The interest you pay on money borrowed from your IUL policy. This rate is based on the Moody's Seasoned Aaa Corporate Bond Yield benchmark.
How it's calculated:
Moody's Seasoned Aaa Corporate Bond Yield: This represents the average interest rate on high-quality corporate bonds, which are considered very safe investments.
Your IUL Loan Rate: A life insurance company uses the Moody's yield as a starting point to set your loan rate. This ensures that your rate is fair and reflects current market conditions.
Why it matters:
Fairness: Tying the loan rate to a market benchmark helps ensure you're not overcharged for borrowing from your policy.
Transparency: Using a widely recognised benchmark, the insurance company clearly explains how your loan rate is determined.
Connection to Market: Your loan rate will change over time, reflecting broader economic trends and the cost of borrowing in the corporate bond market.
Highly rated corporate bonds. It's an indicator of the cost of borrowing for companies with the highest credit ratings.

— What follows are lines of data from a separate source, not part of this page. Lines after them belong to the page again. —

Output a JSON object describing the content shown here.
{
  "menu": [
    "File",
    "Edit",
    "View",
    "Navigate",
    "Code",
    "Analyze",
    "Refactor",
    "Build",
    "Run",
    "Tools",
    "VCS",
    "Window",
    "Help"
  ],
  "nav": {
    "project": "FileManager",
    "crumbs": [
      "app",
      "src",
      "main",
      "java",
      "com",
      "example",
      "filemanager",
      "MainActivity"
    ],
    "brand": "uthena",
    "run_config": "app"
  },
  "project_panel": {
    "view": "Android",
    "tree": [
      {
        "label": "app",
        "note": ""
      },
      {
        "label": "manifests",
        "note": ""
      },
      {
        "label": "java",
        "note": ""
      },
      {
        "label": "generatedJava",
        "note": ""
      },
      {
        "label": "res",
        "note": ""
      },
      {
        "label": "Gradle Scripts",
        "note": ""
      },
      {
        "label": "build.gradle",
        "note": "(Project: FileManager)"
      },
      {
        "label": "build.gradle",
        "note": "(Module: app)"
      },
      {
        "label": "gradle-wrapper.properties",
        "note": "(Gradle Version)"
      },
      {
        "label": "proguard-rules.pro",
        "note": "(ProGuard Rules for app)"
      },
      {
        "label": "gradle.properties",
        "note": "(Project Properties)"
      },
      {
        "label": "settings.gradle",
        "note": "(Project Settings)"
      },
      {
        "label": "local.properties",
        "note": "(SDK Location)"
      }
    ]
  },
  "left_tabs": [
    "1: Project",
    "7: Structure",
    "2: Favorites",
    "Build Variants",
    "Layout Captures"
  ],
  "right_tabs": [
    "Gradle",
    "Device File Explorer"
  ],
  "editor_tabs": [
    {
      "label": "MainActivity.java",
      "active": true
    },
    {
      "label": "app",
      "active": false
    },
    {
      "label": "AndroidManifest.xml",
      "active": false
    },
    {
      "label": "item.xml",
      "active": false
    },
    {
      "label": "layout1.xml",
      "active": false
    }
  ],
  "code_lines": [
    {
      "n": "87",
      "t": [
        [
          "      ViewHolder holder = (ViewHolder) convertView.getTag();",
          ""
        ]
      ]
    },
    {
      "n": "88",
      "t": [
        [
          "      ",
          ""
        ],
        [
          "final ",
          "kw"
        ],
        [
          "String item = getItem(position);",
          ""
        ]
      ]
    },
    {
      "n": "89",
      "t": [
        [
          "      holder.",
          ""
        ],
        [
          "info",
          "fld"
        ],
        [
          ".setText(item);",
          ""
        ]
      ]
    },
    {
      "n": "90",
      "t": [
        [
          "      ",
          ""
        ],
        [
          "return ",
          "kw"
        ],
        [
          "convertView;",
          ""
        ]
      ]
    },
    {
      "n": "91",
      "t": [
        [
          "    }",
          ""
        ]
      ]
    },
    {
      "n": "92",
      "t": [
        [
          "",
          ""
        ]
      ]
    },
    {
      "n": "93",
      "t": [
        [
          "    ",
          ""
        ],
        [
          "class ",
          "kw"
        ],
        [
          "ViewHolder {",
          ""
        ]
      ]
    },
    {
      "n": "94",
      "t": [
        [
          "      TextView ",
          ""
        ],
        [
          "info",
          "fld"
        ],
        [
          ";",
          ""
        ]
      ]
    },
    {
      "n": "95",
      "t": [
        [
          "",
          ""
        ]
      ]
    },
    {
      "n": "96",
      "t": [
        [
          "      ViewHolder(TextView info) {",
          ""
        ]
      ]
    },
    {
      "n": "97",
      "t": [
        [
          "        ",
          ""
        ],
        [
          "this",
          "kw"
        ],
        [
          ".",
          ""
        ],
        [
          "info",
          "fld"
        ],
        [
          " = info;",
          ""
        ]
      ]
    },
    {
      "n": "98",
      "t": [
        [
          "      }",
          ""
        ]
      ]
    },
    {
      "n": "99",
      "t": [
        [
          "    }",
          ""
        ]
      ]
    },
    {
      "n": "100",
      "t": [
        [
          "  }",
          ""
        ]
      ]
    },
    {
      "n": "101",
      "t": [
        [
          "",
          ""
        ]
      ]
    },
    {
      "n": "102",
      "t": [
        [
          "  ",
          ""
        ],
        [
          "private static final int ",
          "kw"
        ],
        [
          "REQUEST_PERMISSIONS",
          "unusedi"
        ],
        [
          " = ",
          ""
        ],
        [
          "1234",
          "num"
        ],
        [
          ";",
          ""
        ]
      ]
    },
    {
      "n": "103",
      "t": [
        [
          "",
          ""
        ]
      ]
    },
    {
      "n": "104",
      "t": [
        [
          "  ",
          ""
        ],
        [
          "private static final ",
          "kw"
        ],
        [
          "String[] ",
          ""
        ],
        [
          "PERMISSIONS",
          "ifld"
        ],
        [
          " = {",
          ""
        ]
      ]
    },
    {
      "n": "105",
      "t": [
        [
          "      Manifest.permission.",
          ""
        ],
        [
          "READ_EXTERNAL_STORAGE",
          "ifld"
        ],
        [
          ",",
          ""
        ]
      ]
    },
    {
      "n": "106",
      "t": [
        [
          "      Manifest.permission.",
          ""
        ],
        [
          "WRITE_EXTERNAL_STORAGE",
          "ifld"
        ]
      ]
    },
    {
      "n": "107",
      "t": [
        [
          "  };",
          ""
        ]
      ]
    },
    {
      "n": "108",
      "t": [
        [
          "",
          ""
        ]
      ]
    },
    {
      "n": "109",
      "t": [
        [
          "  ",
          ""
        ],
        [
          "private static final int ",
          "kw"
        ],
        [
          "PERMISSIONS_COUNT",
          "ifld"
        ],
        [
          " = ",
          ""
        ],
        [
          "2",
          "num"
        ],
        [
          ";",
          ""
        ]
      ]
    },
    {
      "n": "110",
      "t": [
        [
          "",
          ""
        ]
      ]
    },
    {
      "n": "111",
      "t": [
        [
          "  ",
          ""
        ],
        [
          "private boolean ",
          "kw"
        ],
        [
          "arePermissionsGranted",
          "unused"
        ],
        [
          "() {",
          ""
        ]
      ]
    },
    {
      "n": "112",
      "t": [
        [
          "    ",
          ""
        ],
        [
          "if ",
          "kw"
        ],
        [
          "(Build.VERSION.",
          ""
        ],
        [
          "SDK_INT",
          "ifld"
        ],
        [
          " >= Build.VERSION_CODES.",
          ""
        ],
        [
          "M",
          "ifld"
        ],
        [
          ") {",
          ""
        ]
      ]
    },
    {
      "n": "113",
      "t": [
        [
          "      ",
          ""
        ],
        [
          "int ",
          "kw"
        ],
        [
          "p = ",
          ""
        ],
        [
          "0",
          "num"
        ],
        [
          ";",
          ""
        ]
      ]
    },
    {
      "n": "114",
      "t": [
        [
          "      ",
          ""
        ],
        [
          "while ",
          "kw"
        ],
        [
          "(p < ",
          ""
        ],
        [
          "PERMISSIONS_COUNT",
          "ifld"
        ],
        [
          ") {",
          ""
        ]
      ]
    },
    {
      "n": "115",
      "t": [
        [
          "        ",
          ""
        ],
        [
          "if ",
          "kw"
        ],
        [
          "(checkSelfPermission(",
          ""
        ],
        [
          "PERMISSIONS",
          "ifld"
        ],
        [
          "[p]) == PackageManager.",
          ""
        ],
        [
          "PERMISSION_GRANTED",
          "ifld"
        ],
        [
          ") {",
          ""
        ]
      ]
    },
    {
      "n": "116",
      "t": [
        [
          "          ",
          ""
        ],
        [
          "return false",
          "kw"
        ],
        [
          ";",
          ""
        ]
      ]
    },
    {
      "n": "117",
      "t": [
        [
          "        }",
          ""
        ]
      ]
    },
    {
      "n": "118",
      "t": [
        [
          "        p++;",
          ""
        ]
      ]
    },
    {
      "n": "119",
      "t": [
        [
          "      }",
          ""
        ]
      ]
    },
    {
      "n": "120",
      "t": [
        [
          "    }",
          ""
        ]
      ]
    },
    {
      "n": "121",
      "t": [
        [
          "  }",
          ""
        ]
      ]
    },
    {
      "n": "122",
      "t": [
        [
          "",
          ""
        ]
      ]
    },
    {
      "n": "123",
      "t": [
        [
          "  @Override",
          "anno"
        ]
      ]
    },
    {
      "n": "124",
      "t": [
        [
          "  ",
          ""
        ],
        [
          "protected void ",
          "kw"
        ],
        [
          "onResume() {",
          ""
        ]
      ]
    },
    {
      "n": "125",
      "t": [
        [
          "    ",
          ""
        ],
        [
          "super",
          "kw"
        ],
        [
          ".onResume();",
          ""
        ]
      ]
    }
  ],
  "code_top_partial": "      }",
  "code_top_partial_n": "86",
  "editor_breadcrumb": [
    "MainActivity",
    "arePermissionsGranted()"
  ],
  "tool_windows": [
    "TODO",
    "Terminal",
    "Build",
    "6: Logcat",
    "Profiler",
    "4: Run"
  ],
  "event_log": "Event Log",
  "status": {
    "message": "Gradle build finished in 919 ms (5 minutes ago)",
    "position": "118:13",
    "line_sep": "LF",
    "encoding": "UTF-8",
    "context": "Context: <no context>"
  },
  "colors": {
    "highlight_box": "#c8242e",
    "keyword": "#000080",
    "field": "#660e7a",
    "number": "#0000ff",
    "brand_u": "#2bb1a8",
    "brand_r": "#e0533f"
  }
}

In the context of Index Universal Life (IUL) policies, this yield determines the maximum loan interest rate that can be charged. It ensures that the rate the insurer charges reflects the current economic conditions and the cost of borrowing in the corporate bond market.
Using this benchmark, the life insurer aligns the loan interest rates with broader market conditions, providing a fair and transparent method for setting IUL loan rates.
The interest you pay on money borrowed from your IUL policy. This rate is based on the Moody's Seasoned Aaa Corporate Bond Yield benchmark.